Deshalb will er jetzt die Abfallbeseitigung privatisieren, wie in Berlin. „Damit können wir die Kosten auf die Hälfte reduzieren“, sagt Boutaris. Ausgerechnet von den Deutschen lernen, die wegen des Spardiktats derzeit in Griechenland so verhasst sind? Auf solche Stimmungen müsste ein Politiker wohl Rücksicht nehmen. Boutaris setzt sich darüber hinweg.

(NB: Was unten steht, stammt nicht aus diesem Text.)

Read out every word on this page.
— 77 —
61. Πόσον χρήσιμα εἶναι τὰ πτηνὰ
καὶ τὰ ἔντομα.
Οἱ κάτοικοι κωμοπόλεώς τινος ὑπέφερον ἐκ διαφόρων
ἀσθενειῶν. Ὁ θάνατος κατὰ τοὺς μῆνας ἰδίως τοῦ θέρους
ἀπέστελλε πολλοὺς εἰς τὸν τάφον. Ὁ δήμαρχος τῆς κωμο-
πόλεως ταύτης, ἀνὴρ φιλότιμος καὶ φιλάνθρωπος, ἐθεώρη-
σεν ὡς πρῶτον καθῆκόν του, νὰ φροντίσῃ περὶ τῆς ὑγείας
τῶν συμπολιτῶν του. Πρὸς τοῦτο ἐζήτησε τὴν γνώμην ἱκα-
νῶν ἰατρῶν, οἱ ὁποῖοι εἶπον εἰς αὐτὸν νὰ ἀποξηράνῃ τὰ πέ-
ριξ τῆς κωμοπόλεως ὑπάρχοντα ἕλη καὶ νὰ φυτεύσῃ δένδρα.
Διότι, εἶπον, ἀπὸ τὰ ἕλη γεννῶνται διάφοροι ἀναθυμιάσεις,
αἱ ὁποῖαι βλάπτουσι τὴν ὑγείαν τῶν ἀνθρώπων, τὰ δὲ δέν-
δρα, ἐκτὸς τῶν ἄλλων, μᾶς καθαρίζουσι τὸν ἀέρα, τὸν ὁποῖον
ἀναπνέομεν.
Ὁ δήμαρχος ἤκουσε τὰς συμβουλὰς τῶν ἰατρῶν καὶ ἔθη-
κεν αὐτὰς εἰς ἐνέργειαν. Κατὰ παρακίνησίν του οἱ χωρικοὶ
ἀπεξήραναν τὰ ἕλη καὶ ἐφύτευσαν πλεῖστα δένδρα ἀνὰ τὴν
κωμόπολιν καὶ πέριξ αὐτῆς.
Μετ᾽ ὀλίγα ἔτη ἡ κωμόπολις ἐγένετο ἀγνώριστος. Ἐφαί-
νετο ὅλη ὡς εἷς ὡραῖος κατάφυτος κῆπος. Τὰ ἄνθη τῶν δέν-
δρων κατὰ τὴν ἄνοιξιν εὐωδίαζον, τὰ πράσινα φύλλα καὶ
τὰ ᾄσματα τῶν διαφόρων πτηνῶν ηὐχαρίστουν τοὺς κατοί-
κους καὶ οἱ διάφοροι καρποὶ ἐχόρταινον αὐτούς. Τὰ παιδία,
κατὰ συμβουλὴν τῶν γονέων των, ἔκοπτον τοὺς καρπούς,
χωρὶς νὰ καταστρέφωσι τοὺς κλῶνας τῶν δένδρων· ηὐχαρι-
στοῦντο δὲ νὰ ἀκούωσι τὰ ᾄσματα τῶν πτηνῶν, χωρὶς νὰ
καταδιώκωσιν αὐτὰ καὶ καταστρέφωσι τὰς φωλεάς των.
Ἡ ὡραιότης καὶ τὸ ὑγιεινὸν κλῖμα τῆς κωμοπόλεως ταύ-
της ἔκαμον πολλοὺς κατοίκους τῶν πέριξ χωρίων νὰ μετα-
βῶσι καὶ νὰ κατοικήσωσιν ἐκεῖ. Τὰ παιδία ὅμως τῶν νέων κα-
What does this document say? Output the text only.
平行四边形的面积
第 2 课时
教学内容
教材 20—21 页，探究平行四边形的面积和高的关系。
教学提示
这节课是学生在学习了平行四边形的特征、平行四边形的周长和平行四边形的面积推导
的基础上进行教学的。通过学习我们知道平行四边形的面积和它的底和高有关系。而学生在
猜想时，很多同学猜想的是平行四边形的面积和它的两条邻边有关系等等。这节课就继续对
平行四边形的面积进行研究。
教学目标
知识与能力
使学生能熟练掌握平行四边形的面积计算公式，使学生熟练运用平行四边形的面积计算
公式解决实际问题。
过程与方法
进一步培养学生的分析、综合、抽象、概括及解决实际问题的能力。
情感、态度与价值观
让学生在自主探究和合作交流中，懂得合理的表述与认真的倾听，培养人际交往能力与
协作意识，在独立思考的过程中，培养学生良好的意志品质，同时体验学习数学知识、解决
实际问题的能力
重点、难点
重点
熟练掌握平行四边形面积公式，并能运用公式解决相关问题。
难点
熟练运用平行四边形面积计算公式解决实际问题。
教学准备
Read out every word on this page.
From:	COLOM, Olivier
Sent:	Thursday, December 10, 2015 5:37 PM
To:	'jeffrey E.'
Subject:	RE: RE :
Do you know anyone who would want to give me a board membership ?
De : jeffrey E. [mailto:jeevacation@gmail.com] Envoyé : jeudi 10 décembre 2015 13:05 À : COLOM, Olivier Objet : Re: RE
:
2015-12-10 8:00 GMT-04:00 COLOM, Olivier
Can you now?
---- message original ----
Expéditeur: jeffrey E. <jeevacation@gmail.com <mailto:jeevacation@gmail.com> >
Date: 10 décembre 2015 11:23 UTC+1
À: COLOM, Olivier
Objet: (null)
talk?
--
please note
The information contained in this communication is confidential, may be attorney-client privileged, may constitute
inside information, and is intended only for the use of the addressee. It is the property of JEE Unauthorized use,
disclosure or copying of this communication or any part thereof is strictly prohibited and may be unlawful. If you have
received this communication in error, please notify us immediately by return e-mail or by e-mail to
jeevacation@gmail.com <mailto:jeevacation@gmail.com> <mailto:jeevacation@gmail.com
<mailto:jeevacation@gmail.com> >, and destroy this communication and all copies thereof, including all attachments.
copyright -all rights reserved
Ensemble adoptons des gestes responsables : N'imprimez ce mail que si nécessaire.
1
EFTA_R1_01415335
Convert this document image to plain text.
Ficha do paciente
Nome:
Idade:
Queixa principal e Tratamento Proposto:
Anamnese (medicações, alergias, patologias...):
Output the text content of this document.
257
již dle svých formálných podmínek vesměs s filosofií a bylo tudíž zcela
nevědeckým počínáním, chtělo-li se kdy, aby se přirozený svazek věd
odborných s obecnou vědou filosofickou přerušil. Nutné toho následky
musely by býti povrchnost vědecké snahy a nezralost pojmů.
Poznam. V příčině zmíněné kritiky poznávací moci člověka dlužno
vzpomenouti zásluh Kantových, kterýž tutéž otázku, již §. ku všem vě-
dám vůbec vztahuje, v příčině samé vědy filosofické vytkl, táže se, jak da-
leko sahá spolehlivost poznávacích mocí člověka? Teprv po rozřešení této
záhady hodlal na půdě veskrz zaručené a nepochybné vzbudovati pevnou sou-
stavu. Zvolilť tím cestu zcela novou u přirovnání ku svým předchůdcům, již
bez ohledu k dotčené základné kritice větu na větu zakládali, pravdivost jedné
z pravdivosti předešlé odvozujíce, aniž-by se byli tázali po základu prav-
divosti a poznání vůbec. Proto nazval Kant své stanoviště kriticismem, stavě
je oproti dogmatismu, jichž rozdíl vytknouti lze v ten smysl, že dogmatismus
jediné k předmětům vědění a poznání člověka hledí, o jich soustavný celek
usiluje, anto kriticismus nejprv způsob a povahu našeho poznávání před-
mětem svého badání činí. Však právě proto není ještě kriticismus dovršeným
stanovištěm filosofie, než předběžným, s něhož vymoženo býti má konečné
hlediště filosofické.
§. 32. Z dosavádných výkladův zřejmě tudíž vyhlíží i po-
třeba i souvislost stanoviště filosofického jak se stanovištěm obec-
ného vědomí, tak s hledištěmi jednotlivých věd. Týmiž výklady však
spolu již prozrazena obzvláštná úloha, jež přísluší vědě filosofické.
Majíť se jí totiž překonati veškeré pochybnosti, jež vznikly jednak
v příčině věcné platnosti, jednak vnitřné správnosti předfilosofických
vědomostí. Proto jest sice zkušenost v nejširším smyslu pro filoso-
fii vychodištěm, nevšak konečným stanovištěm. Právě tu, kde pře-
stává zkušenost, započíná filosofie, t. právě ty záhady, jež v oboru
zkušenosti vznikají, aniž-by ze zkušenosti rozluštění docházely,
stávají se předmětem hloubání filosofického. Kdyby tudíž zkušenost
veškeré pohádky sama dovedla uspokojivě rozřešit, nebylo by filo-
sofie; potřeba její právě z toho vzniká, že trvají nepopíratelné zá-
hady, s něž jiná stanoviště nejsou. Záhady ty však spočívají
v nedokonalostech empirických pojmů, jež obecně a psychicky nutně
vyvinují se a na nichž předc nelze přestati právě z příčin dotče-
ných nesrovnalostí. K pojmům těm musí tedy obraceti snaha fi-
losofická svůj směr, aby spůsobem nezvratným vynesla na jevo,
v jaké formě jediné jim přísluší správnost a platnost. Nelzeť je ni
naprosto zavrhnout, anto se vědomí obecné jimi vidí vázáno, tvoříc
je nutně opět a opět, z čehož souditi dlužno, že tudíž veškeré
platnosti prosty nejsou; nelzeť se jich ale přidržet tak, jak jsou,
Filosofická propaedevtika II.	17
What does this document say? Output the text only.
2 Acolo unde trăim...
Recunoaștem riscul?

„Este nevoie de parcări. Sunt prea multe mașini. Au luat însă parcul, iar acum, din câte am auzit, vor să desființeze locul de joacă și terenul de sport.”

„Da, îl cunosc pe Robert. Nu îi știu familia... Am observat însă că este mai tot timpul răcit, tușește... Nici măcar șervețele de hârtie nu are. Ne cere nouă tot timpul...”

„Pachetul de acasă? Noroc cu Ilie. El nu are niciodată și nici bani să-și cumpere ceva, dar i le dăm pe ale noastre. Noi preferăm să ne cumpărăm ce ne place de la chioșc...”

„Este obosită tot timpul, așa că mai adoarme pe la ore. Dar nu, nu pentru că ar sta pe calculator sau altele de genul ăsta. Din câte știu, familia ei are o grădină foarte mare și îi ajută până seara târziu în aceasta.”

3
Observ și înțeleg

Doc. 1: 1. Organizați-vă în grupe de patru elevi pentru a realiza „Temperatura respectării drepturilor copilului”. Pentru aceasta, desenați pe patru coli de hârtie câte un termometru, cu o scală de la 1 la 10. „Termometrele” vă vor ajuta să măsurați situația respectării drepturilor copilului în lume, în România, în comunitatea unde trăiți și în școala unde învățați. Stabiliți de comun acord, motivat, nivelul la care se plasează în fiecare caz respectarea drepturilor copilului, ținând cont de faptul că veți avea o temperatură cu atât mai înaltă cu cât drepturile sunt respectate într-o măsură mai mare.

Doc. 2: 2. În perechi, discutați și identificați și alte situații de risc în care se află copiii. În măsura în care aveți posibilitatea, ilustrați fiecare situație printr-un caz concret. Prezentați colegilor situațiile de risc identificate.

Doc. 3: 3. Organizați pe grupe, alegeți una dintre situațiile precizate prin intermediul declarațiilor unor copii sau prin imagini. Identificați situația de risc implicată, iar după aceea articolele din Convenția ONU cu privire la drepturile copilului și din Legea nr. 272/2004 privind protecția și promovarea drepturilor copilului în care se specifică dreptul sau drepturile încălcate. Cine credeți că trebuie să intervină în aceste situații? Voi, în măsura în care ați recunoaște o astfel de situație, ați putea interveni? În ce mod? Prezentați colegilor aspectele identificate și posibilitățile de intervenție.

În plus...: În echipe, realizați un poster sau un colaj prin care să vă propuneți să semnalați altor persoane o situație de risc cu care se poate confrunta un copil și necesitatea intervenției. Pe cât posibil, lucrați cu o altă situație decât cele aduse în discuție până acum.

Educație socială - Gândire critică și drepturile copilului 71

Und er rührt an Tabus. Er fuhr nach Istanbul, das man in Griechenland immer noch Konstantinopel nennt, und überredete die Manager von Turkish Airlines, eine direkte Flugverbindung nach Thessaloniki einzurichten. So will Boutaris Touristen aus der Türkei in seine Stadt bringen. „50.000 kamen vergangenes Jahr, dieses Jahr erwarten wir doppelt so viele“, erzählt der Bürgermeister.
Anfangs gab es Widerstände. Schließlich wurde Thessaloniki, die Geburtsstadt von Kemal Atatürk, erst 1913 nach fast fünfhundertjähriger osmanischer Besatzung befreit. „Aber jetzt, wo das Geld der türkischen Gäste fließt, sind alle zufrieden“, berichtet Boutaris. Jetzt plant er Besuche in den Balkan-Hauptstädten. Er möchte um Touristen werben, aber auch 15.000 Studenten aus den Nachbarländern in seine Stadt holen.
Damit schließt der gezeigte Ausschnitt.